Saturday, September 29, 2012
Sunday, September 23, 2012
Wednesday, September 12, 2012
I have succeeded in having a more positive attitude lately, the result of a typical self-help-style life cleanse, you know, out with the old and in with the new, more me-time, plus a few changes here and there in day-to-day organization. I have also given myself a purpose, albeit a short-term project if you’re looking at it from a long-term perspective, but it is fulfilling, which is what I need. The Salon gives me something to work for, and it means something to me because it is affecting the lives of others in a positive way. I think this is what art should be. It should shake us awake, out of our everyday routines, and make us consider new ideas and experiences. I want to be stimulated and inspired, and i want to be able to give others those feelings as well. I have made new friends and strengthened my friendships with old ones.
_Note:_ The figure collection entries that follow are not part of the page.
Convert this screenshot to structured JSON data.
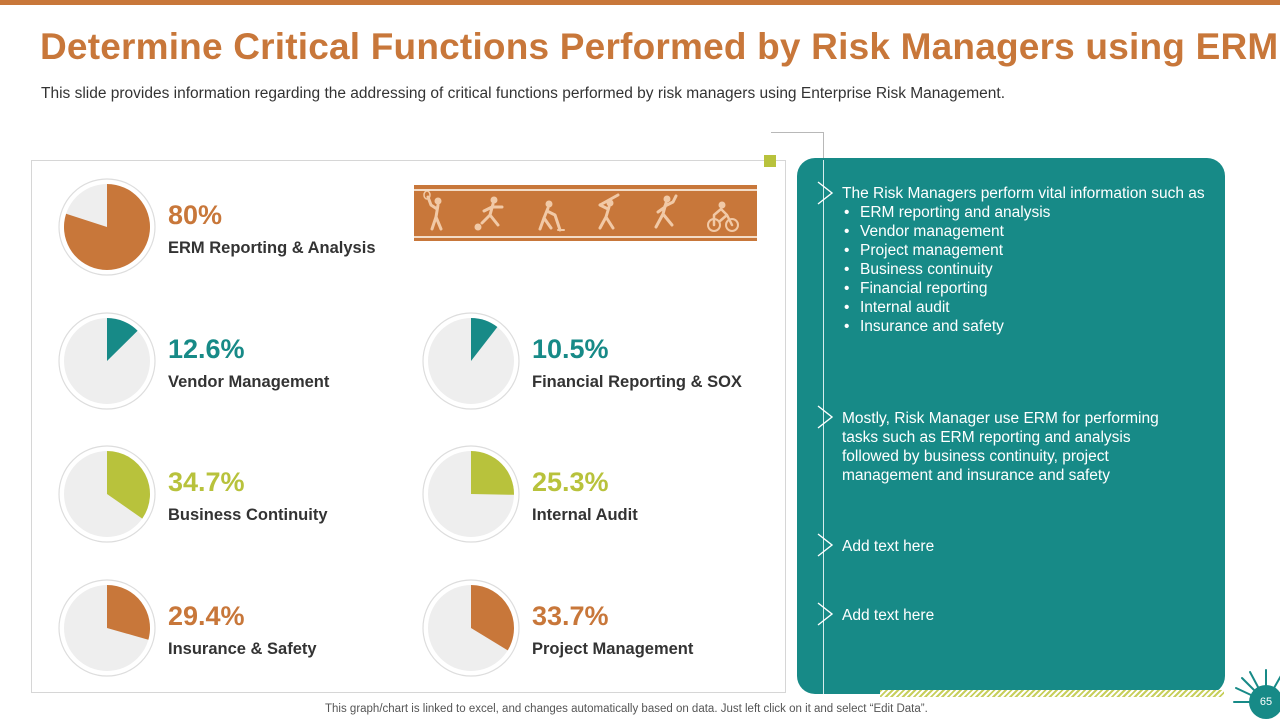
{
  "slide": {
    "title": "Determine Critical Functions Performed by Risk Managers using ERM",
    "subtitle": "This slide provides information regarding the addressing of critical functions performed by risk managers using Enterprise Risk Management.",
    "footnote": "This graph/chart is linked to excel, and changes automatically based on data. Just left click on it and select “Edit Data”.",
    "page_number": "65"
  },
  "colors": {
    "brand_orange": "#c8773a",
    "teal": "#178a87",
    "olive": "#b8c23c",
    "pie_background": "#eeeeee"
  },
  "chart_data": {
    "type": "pie",
    "series": [
      {
        "label": "ERM Reporting & Analysis",
        "value": 80,
        "value_label": "80%",
        "color": "#c8773a"
      },
      {
        "label": "Vendor Management",
        "value": 12.6,
        "value_label": "12.6%",
        "color": "#178a87"
      },
      {
        "label": "Financial Reporting & SOX",
        "value": 10.5,
        "value_label": "10.5%",
        "color": "#178a87"
      },
      {
        "label": "Business Continuity",
        "value": 34.7,
        "value_label": "34.7%",
        "color": "#b8c23c"
      },
      {
        "label": "Internal Audit",
        "value": 25.3,
        "value_label": "25.3%",
        "color": "#b8c23c"
      },
      {
        "label": "Insurance & Safety",
        "value": 29.4,
        "value_label": "29.4%",
        "color": "#c8773a"
      },
      {
        "label": "Project Management",
        "value": 33.7,
        "value_label": "33.7%",
        "color": "#c8773a"
      }
    ]
  },
  "banner": {
    "icons": [
      "tennis-player-icon",
      "soccer-player-icon",
      "hockey-player-icon",
      "baseball-batter-icon",
      "baseball-pitcher-icon",
      "cyclist-icon"
    ]
  },
  "side_card": {
    "block1_intro": "The Risk Managers perform vital information such as",
    "block1_items": [
      "ERM reporting and analysis",
      "Vendor management",
      "Project management",
      "Business continuity",
      "Financial reporting",
      "Internal  audit",
      "Insurance  and safety"
    ],
    "block2_lines": [
      "Mostly, Risk Manager use ERM for performing",
      "tasks such as ERM reporting and analysis",
      "followed by business continuity,  project",
      "management and insurance and safety"
    ],
    "block3": "Add text here",
    "block4": "Add text here"
  }
}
I have an outlet to support not only my creativity, but my drive to help others as well.
Do i still want to leave town? Not immediately. This is new. I have a reason, for now, to stay and see what happens. To move away was supposed to be me leaving one hollow void to enter another.
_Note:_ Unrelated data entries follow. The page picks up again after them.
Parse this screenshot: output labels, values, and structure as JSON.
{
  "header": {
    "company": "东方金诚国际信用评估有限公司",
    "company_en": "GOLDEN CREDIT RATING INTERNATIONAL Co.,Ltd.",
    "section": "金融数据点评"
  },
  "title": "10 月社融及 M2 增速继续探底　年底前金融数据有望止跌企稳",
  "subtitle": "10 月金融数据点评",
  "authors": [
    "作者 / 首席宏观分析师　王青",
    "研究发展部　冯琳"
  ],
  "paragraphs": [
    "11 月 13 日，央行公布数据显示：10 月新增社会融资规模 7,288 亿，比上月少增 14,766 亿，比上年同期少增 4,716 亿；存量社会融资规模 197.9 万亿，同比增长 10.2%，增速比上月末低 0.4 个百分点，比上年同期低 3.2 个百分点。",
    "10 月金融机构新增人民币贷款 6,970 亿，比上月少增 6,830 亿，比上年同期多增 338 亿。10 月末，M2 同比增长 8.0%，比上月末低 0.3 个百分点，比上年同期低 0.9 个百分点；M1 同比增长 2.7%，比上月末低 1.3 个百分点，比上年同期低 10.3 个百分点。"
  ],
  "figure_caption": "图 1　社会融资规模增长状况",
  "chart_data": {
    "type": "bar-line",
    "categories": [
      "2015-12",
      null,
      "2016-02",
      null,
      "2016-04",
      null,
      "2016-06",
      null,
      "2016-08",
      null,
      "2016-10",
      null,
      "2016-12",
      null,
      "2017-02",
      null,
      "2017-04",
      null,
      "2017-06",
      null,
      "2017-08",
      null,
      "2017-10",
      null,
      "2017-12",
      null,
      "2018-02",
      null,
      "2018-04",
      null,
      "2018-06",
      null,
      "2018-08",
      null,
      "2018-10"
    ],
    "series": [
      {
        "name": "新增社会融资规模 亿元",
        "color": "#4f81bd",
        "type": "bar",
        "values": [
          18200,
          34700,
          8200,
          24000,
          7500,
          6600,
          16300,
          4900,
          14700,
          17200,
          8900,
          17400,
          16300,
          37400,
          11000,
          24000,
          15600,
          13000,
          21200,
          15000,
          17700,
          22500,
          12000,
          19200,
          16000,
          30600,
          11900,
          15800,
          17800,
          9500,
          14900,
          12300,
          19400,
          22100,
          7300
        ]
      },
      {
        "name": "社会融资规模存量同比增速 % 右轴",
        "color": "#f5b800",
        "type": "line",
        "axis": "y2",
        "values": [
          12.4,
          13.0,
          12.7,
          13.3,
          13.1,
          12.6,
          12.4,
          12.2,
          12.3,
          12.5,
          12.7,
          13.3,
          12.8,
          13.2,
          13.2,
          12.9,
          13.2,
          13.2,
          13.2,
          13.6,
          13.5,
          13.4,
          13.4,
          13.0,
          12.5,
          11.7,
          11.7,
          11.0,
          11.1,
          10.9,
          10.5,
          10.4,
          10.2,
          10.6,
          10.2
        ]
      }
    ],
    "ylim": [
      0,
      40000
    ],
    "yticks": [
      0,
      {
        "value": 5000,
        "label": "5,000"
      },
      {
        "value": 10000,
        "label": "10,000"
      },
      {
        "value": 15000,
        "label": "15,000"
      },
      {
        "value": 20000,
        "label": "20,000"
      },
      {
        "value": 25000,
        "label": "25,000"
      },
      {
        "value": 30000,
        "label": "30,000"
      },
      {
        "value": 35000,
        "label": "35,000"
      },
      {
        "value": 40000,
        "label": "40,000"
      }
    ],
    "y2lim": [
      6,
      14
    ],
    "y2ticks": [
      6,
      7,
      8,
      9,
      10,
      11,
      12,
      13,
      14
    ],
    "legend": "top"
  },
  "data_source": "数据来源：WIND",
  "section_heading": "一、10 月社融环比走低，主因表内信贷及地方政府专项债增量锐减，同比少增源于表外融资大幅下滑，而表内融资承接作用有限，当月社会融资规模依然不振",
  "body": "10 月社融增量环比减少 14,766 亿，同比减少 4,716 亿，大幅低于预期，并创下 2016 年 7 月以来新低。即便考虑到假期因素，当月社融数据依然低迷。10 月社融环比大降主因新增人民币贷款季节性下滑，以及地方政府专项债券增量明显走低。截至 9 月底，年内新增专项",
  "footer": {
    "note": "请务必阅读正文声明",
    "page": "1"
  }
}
What i need to decide is what i want to get out of my art, my writing specifically.
Lately, the idea of platonic love, love for friends, those who are my family, has really inspired me. I wrote a song ("Ode to friendship") that I played at the salon that was written for everyone there, and everyone sang the chorus with me. It made me so incredibly happy. But do I want to play music or do I want to write? I feel like the past year or so a lot of my solo creative time has been poured into collaborative work (all music) or other people's projects. That isn't necessarily a problem, i think i just need to learn how to make my own art my priority sometimes. It's something to work on.